As such, she will oversee how these monuments are run. Nelson said Pew hoped to work with her to extend the area to the full 200 miles.

Called the Remote Pacific Islands National Marine Monument, it totals 225,000 km2 and includes five areas: Howland and Baker, in the Phoenix Islands; Jarvis, just south of there in the line islands; Palmyra and Kingman Reef, also in the Line Islands; Johnston Atoll and Wake island, two atolls west of Hawaii that are so isolated they are not part of any chain and are host to military bases.

The others are National Wildlife Refuges whose reefs are already protected.

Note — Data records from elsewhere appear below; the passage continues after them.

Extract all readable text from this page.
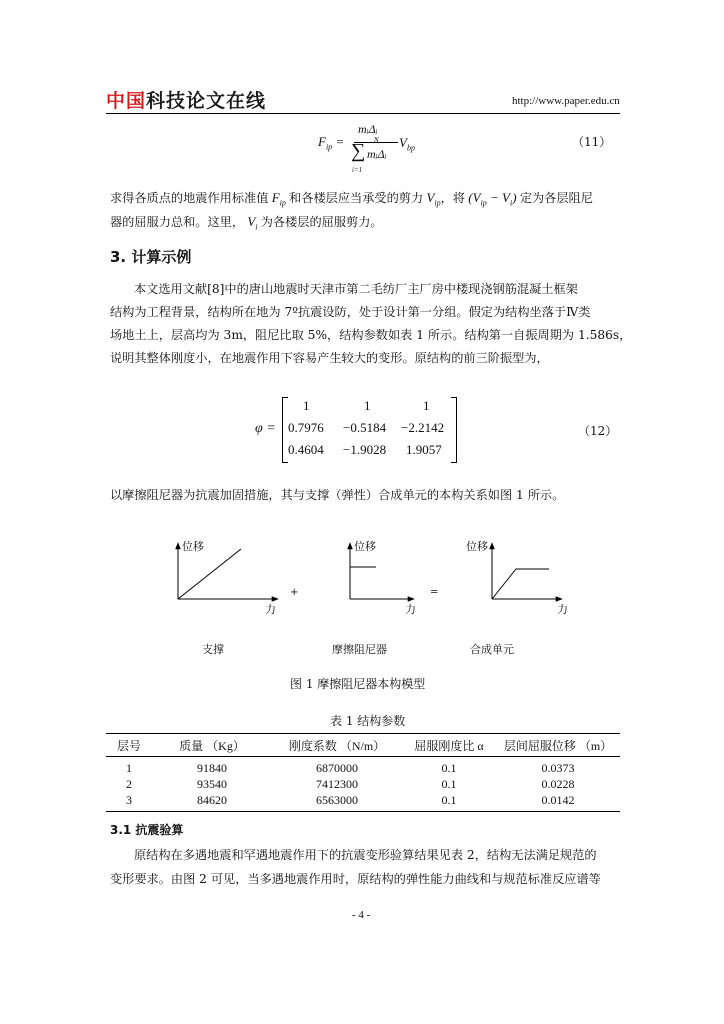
中国科技论文在线	http://www.paper.edu.cn
$F_{ip}$ =
mᵢΔᵢ
N
∑ mᵢΔᵢ
i=1
$V_{bp}$	（11）
求得各质点的地震作用标准值 $F_{ip}$ 和各楼层应当承受的剪力 $V_{ip}$，将 $(V_{ip} - V_i)$ 定为各层阻尼
器的屈服力总和。这里， $V_i$ 为各楼层的屈服剪力。
3. 计算示例
本文选用文献[8]中的唐山地震时天津市第二毛纺厂主厂房中楼现浇钢筋混凝土框架
结构为工程背景，结构所在地为 7º抗震设防，处于设计第一分组。假定为结构坐落于Ⅳ类
场地土上，层高均为 3m，阻尼比取 5%，结构参数如表 1 所示。结构第一自振周期为 1.586s，
说明其整体刚度小，在地震作用下容易产生较大的变形。原结构的前三阶振型为，
φ =
1	1	1
0.7976 −0.5184 −2.2142
0.4604 −1.9028 1.9057
（12）
以摩擦阻尼器为抗震加固措施，其与支撑（弹性）合成单元的本构关系如图 1 所示。
位移
力
+
位移
力
=
位移
力
支撑	摩擦阻尼器	合成单元
图 1 摩擦阻尼器本构模型
表 1 结构参数
层号	质量 （Kg）	刚度系数 （N/m）	屈服刚度比 α	层间屈服位移 （m）
1	91840	6870000	0.1	0.0373
2	93540	7412300	0.1	0.0228
3	84620	6563000	0.1	0.0142
3.1 抗震验算
原结构在多遇地震和罕遇地震作用下的抗震变形验算结果见表 2，结构无法满足规范的
变形要求。由图 2 可见，当多遇地震作用时，原结构的弹性能力曲线和与规范标准反应谱等
- 4 -
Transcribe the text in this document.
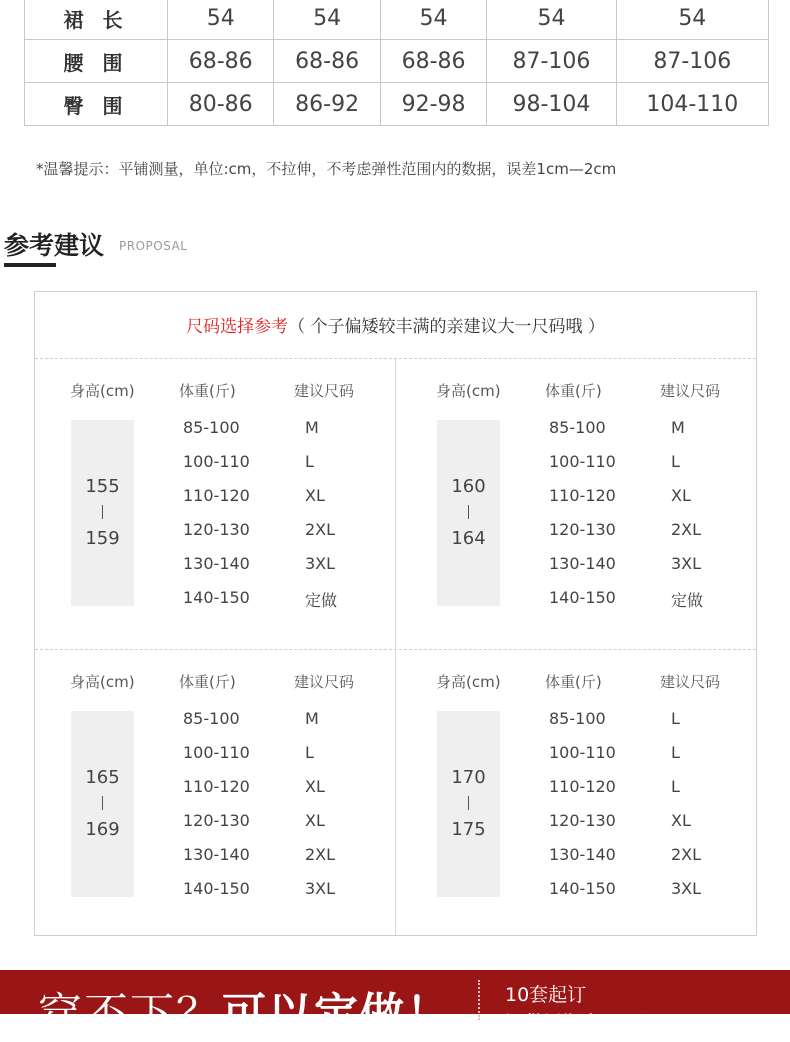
裙 长	54	54	54	54	54
腰 围	68-86	68-86	68-86	87-106	87-106
臀 围	80-86	86-92	92-98	98-104	104-110
*温馨提示：平铺测量，单位:cm，不拉伸，不考虑弹性范围内的数据，误差1cm—2cm
参考建议 PROPOSAL
尺码选择参考（ 个子偏矮较丰满的亲建议大一尺码哦 ）
身高(cm)	体重(斤)	建议尺码
155
159
85-100	M
100-110	L
110-120	XL
120-130	2XL
130-140	3XL
140-150	定做
身高(cm)	体重(斤)	建议尺码
160
164
85-100	M
100-110	L
110-120	XL
120-130	2XL
130-140	3XL
140-150	定做
身高(cm)	体重(斤)	建议尺码
165
169
85-100	M
100-110	L
110-120	XL
120-130	XL
130-140	2XL
140-150	3XL
身高(cm)	体重(斤)	建议尺码
170
175
85-100	L
100-110	L
110-120	L
120-130	XL
130-140	2XL
140-150	3XL
穿不下？可以定做！	10套起订
证供展期为2-4天
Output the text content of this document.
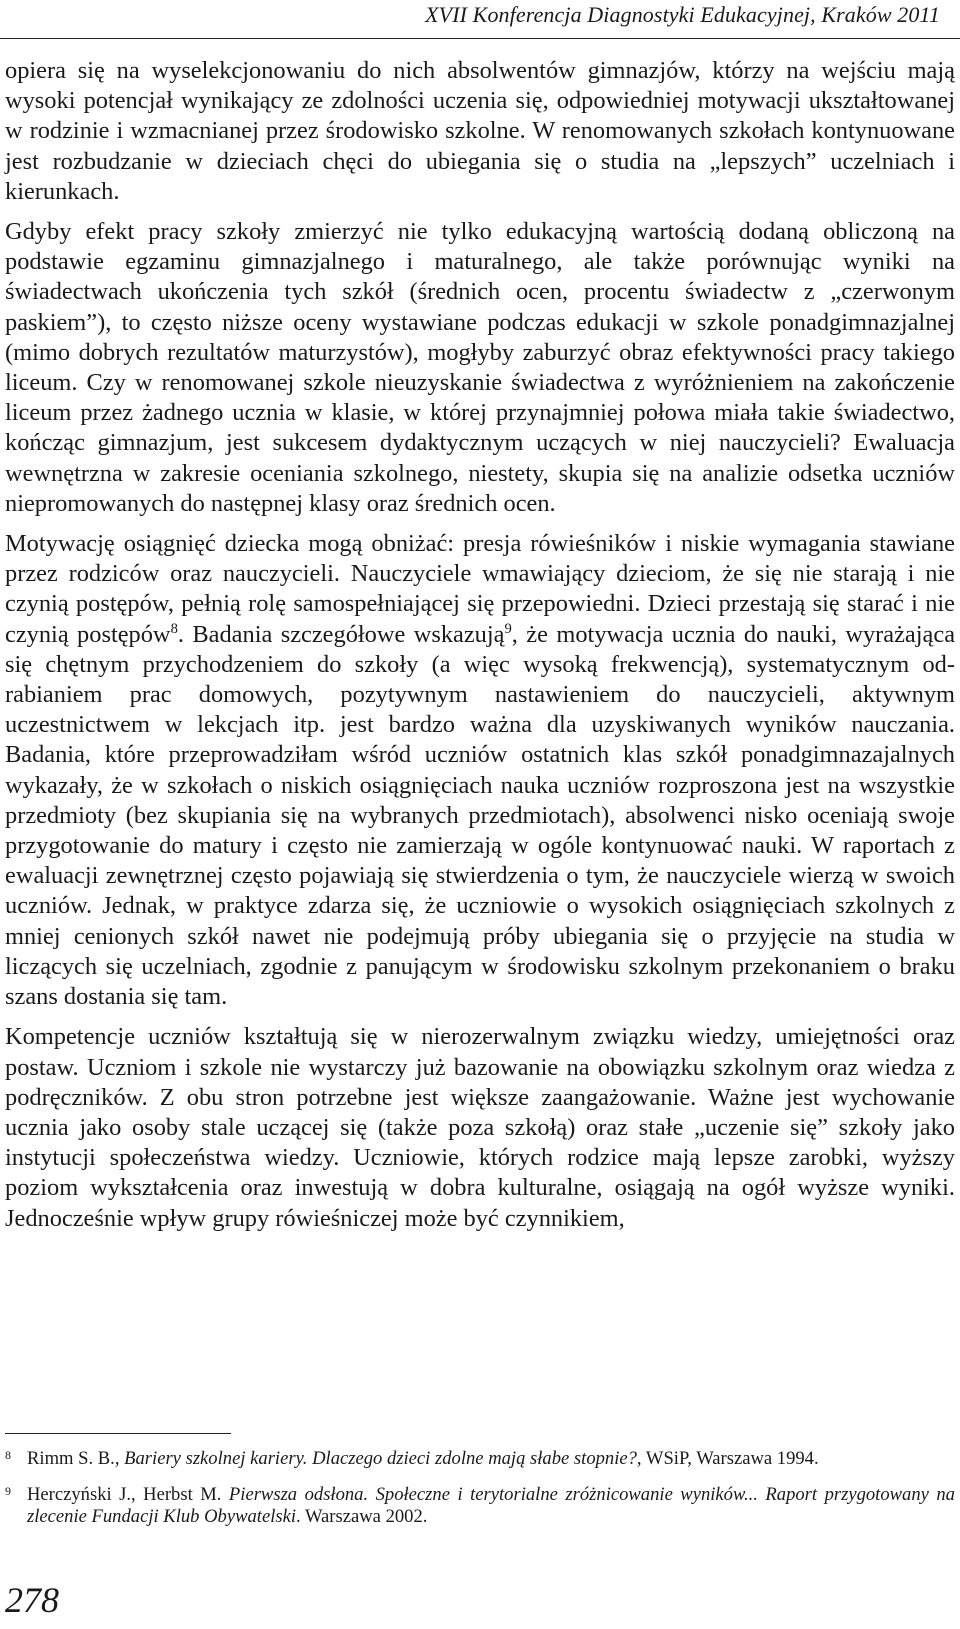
XVII Konferencja Diagnostyki Edukacyjnej, Kraków 2011

opiera się na wyselekcjonowaniu do nich absolwentów gimnazjów, którzy na wejściu mają wysoki potencjał wynikający ze zdolności uczenia się, odpowiedniej motywacji ukształtowanej w rodzinie i wzmacnianej przez środowisko szkolne. W renomowanych szkołach kontynuowane jest rozbudzanie w dzieciach chęci do ubiegania się o studia na „lepszych” uczelniach i kierunkach.

Gdyby efekt pracy szkoły zmierzyć nie tylko edukacyjną wartością dodaną obliczoną na podstawie egzaminu gimnazjalnego i maturalnego, ale także porównując wyniki na świadectwach ukończenia tych szkół (średnich ocen, procentu świadectw z „czerwonym paskiem”), to często niższe oceny wystawiane podczas edukacji w szkole ponadgimnazjalnej (mimo dobrych rezultatów maturzystów), mogłyby zaburzyć obraz efektywności pracy takiego liceum. Czy w renomowanej szkole nieuzyskanie świadectwa z wyróżnieniem na zakończenie liceum przez żadnego ucznia w klasie, w której przynajmniej połowa miała takie świadectwo, kończąc gimnazjum, jest sukcesem dydaktycznym uczących w niej nauczycieli? Ewaluacja wewnętrzna w zakresie oceniania szkolnego, niestety, skupia się na analizie odsetka uczniów niepromowanych do następnej klasy oraz średnich ocen.

Motywację osiągnięć dziecka mogą obniżać: presja rówieśników i niskie wymagania stawiane przez rodziców oraz nauczycieli. Nauczyciele wmawiający dzieciom, że się nie starają i nie czynią postępów, pełnią rolę samospełniającej się przepowiedni. Dzieci przestają się starać i nie czynią postępów$^8$. Badania szczegółowe wskazują$^9$, że motywacja ucznia do nauki, wyrażająca się chętnym przychodzeniem do szkoły (a więc wysoką frekwencją), systematycznym odrabianiem prac domowych, pozytywnym nastawieniem do nauczycieli, aktywnym uczestnictwem w lekcjach itp. jest bardzo ważna dla uzyskiwanych wyników nauczania. Badania, które przeprowadziłam wśród uczniów ostatnich klas szkół ponadgimnazajalnych wykazały, że w szkołach o niskich osiągnięciach nauka uczniów rozproszona jest na wszystkie przedmioty (bez skupiania się na wybranych przedmiotach), absolwenci nisko oceniają swoje przygotowanie do matury i często nie zamierzają w ogóle kontynuować nauki. W raportach z ewaluacji zewnętrznej często pojawiają się stwierdzenia o tym, że nauczyciele wierzą w swoich uczniów. Jednak, w praktyce zdarza się, że uczniowie o wysokich osiągnięciach szkolnych z mniej cenionych szkół nawet nie podejmują próby ubiegania się o przyjęcie na studia w liczących się uczelniach, zgodnie z panującym w środowisku szkolnym przekonaniem o braku szans dostania się tam.

Kompetencje uczniów kształtują się w nierozerwalnym związku wiedzy, umiejętności oraz postaw. Uczniom i szkole nie wystarczy już bazowanie na obowiązku szkolnym oraz wiedza z podręczników. Z obu stron potrzebne jest większe zaangażowanie. Ważne jest wychowanie ucznia jako osoby stale uczącej się (także poza szkołą) oraz stałe „uczenie się” szkoły jako instytucji społeczeństwa wiedzy. Uczniowie, których rodzice mają lepsze zarobki, wyższy poziom wykształcenia oraz inwestują w dobra kulturalne, osiągają na ogół wyższe wyniki. Jednocześnie wpływ grupy rówieśniczej może być czynnikiem,

8 Rimm S. B., Bariery szkolnej kariery. Dlaczego dzieci zdolne mają słabe stopnie?, WSiP, Warszawa 1994.
9 Herczyński J., Herbst M. Pierwsza odsłona. Społeczne i terytorialne zróżnicowanie wyników... Raport przygotowany na zlecenie Fundacji Klub Obywatelski. Warszawa 2002.
278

As less than five per cent of the fishing of the Honolulu fleet of long-liners takes place in the EEZ of these islands, officials said the closure of one-fourth of those areas will have negligible effect.

Finally, the Rose Atoll National Monument, in American Samoa, protects the 35,000 km2 of waters off the world’s smallest atoll, which boasts some of the densest coral cover in the world.

In creating these monuments, Bush faced objections from three quarters: the Pentagon, recreational fishermen and politicians in the Marianas.

Though Bush had specified that monument designation “should not limit the department of defence from carrying out its mission” in the Pacific, environmentalists said senior Pentagon officials had told them they were concerned it would do just that.

They cited lawsuits against military uses of sonar in war games off the Hawaii monument as an example. “They didn’t care about the degree of protection,” one activist said, “but they did care about size.”

Recreational fishers also fought the move. “We do not support any unnecessary closures to recreational fishing unless there is a scientific determination that shows recreational fishing is harming the ecosystem,” said Patty Doerr, Ocean Resource Policy Director of the American Sportfishing Association.

She added that the only way for a closure to be justified in the Pacific areas would be for recreational fishing to be introduced and for it to demonstrably harm the environment.